By Scott Schweinfurth
Type of game: Puzzle
Rating: 5 out of 5 hands
In a galaxy far, far away… they need sewer systems, too. Corporation Incorporated builds them. Everyone knows their drivers — the brave men and women who fear no danger and would, if the pay was good enough, even fly through Hell. Now you can join them. You will gain access to prefabricated spaceship components cleverly made from sewer pipes. Can you build a space ship durable enough to weather storms of meteors? Armed enough to defend against pirates? Big enough to carry a large crew and valuable cargo? Fast enough to get there first?
Of course, you can. Become a Galaxy Trucker. It’s loads of fun.
Galaxy Trucker is a 2-4 person game divided into two phases. In the first phase, players (or “truckers”) will build their ships by grabbing tiles from a communal pool and adding them to their ships layout. In the second phase, the ships are put to the test, flying a route randomly determined by a card draw. During the route, the truckers may encounter pirates, smugglers, space dust, asteroids, or new planets from which to collect cargo.
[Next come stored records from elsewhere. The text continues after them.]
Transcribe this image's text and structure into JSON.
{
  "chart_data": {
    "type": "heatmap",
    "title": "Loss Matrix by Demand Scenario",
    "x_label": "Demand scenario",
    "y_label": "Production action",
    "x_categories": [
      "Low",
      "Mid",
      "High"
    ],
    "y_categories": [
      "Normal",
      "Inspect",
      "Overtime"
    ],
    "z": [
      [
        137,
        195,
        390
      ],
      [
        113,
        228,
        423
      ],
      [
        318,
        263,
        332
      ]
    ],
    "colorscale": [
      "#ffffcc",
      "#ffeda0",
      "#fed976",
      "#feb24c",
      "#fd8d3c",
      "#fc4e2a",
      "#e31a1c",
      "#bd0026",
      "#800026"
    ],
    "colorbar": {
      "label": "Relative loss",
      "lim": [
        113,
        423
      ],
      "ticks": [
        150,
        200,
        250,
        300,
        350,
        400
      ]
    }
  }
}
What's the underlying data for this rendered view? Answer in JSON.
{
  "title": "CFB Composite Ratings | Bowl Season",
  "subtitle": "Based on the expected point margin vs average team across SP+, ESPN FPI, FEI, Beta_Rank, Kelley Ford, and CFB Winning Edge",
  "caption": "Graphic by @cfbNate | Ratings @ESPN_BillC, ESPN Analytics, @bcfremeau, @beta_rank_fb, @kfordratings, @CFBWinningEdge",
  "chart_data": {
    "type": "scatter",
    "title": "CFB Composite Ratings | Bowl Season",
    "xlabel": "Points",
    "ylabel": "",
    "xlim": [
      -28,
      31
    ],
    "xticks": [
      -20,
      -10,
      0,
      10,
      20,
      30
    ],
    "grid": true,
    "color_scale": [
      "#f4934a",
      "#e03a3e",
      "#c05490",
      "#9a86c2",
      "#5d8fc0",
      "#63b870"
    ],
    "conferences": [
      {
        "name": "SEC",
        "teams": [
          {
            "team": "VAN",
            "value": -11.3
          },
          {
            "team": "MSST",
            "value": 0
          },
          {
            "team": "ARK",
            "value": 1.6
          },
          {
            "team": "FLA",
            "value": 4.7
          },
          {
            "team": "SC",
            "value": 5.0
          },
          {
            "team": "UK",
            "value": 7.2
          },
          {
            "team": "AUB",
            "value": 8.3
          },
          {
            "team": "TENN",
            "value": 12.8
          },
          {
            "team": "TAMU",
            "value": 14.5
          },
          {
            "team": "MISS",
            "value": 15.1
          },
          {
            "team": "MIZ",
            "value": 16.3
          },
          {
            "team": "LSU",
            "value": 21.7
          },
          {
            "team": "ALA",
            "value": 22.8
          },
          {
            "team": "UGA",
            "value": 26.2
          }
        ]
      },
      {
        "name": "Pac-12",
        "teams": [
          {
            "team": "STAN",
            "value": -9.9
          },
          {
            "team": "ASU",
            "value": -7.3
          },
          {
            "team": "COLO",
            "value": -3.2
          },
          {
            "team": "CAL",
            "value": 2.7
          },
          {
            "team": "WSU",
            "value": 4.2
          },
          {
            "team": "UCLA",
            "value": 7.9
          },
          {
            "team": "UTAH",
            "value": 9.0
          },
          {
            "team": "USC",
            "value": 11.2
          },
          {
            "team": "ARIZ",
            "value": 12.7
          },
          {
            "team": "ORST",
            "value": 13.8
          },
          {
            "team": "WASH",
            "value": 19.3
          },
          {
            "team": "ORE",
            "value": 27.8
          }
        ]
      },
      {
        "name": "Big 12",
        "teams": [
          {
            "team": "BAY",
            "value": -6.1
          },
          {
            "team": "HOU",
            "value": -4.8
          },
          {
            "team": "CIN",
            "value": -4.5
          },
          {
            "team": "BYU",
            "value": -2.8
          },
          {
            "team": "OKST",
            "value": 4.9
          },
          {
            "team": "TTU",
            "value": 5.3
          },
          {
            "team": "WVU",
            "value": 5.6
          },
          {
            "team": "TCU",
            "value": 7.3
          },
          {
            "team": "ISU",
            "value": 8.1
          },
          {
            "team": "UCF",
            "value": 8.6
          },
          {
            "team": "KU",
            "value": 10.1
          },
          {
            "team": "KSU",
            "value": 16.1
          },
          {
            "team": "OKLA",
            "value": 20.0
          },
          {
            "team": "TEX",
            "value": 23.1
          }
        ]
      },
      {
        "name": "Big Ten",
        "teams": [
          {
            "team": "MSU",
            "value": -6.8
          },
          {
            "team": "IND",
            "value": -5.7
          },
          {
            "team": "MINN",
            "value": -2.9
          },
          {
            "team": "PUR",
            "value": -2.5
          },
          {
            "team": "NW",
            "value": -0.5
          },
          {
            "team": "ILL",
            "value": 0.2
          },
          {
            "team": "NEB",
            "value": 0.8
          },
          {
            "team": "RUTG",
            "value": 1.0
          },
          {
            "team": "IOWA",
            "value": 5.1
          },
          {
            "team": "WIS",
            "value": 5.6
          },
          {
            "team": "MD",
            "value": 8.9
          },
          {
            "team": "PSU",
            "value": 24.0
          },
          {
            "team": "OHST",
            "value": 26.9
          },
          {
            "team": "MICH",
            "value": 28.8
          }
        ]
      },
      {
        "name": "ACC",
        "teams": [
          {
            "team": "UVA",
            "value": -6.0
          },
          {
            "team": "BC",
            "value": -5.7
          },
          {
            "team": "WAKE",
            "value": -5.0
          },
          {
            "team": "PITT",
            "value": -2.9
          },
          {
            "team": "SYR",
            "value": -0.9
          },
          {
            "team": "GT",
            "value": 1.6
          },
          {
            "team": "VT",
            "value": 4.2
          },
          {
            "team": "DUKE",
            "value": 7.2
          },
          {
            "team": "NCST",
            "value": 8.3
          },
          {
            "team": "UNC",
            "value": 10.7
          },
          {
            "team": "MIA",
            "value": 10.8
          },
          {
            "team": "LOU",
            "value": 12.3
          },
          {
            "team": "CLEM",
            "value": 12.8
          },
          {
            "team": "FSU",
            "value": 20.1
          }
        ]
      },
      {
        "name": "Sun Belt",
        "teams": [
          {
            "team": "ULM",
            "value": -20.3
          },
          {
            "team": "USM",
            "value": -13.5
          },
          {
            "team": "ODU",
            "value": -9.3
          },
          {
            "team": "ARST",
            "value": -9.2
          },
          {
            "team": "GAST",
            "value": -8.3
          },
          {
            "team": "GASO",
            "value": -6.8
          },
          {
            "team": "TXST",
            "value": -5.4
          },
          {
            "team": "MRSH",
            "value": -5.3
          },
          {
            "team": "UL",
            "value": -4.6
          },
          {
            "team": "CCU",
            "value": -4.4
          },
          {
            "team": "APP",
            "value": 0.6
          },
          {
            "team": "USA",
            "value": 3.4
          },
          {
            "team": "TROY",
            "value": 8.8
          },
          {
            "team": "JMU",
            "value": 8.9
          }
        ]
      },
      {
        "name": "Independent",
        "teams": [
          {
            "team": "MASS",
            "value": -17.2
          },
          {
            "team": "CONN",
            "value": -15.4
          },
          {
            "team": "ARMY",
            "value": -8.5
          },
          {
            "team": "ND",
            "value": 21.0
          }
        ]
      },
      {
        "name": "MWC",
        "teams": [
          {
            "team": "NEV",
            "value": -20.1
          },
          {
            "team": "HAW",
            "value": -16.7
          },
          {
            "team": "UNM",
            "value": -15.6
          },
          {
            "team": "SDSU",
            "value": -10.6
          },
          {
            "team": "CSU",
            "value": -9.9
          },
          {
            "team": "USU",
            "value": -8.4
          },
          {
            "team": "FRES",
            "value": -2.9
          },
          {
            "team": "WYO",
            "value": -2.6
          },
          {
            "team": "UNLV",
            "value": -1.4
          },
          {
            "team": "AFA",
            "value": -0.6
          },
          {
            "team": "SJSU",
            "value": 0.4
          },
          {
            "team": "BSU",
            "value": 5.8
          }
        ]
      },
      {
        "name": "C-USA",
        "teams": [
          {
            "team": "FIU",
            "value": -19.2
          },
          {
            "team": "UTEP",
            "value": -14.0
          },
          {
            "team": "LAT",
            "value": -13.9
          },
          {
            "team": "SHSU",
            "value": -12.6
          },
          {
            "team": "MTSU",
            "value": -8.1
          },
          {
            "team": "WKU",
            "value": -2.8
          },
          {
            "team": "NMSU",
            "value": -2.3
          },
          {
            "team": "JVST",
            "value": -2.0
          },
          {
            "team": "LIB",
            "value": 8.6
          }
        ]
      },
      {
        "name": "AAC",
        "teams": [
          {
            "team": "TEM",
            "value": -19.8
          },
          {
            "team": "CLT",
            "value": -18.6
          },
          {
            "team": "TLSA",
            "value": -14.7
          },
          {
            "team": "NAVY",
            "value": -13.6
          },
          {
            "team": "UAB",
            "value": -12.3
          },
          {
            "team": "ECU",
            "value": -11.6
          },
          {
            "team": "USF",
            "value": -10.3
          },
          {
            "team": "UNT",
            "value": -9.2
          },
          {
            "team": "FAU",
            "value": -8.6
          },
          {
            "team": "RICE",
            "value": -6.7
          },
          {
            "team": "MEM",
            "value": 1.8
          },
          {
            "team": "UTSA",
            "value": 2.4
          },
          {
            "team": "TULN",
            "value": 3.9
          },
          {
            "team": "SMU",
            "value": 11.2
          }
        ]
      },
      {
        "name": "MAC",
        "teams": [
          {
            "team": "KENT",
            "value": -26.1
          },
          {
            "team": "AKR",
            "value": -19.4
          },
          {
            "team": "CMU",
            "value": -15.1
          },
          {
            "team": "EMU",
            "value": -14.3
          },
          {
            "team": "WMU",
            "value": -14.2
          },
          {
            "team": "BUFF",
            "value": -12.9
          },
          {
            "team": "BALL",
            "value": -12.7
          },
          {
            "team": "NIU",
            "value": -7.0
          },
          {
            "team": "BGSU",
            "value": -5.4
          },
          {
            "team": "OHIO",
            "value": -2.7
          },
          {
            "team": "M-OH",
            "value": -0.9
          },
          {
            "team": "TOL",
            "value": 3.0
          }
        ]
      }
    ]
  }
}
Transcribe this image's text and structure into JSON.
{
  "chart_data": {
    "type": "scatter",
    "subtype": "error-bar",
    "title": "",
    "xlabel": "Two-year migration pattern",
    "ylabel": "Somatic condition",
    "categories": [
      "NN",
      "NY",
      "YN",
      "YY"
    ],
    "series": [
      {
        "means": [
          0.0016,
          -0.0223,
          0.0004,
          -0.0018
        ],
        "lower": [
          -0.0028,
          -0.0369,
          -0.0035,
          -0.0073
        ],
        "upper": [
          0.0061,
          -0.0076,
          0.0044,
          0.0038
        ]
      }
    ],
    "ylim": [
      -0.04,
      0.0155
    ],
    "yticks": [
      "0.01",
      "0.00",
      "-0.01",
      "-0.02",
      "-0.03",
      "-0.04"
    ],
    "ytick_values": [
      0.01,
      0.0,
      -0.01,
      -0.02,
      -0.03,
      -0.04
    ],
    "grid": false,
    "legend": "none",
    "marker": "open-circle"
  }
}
I love Galaxy Trucker and my favorite part is the first phase. Galaxy Trucker employs a mechanism that I rarely see in board games: real time. A pile of components is placed into the center of the play area face down, and when the game starts players grab a tile, bring it back to their play mat, and then turn it over and see if they want to add it to their ship. If yes, then they add the component to any available legal spot. If not, they place it back into the center pile face up. Tiles cannot be rearranged once placed. I love this part, as my friends and I frantically go through the components trying to make the best possible ship for a route we know little to nothing about. Should we be focusing on weapons? Engines? Cargo space? Crew? At the beginning of the phase you won’t have any idea, but after you’ve placed a few tiles, you can look at the route cards three at a time to get an idea. However, since the game is in real time, you will be looking at cards while the other players continue to build their ships. The knowledge of what you are going to need may very well cost you the opportunity to get them, and I love that fact. There are so many choices to make in Galaxy Trucker. I personally feel that the indicator of a good game is when it’s over you can look back and find the choice (or choices) where you went wrong, and I think Galaxy Trucker has this in spades. Once you are finished building your ship, you grab the 1st position tile. Players continue building until all but one of the position tiles have been collected, at which point the last player has 30 seconds to finish their ship.
While I don’t like the second phase as much as the first, I still enjoy it quite a bit. In this phase, you get to see how well your choices stand up to the rigors of interstellar travel. Now, there aren’t as many choices to make in the second phase, and some people complain that it’s a little too random and out of your control, but I still enjoy it. The second phase is really just seeing how your creation stands up. I’ve sat there and watched ships get blown to pieces in a war zone, but I’ve also seen ships not get a scratch, and I’ve still had a blast watching my ship fall apart in front of me. I personally feel like you can make enough good decisions in the first phase to mitigate the randomness of the second, but understand that some people don’t share that opinion.
Galaxy Trucker is a fun game with a real-time element that doesn’t feel like other games I’ve played. It is unique, and I appreciate its concept and approach.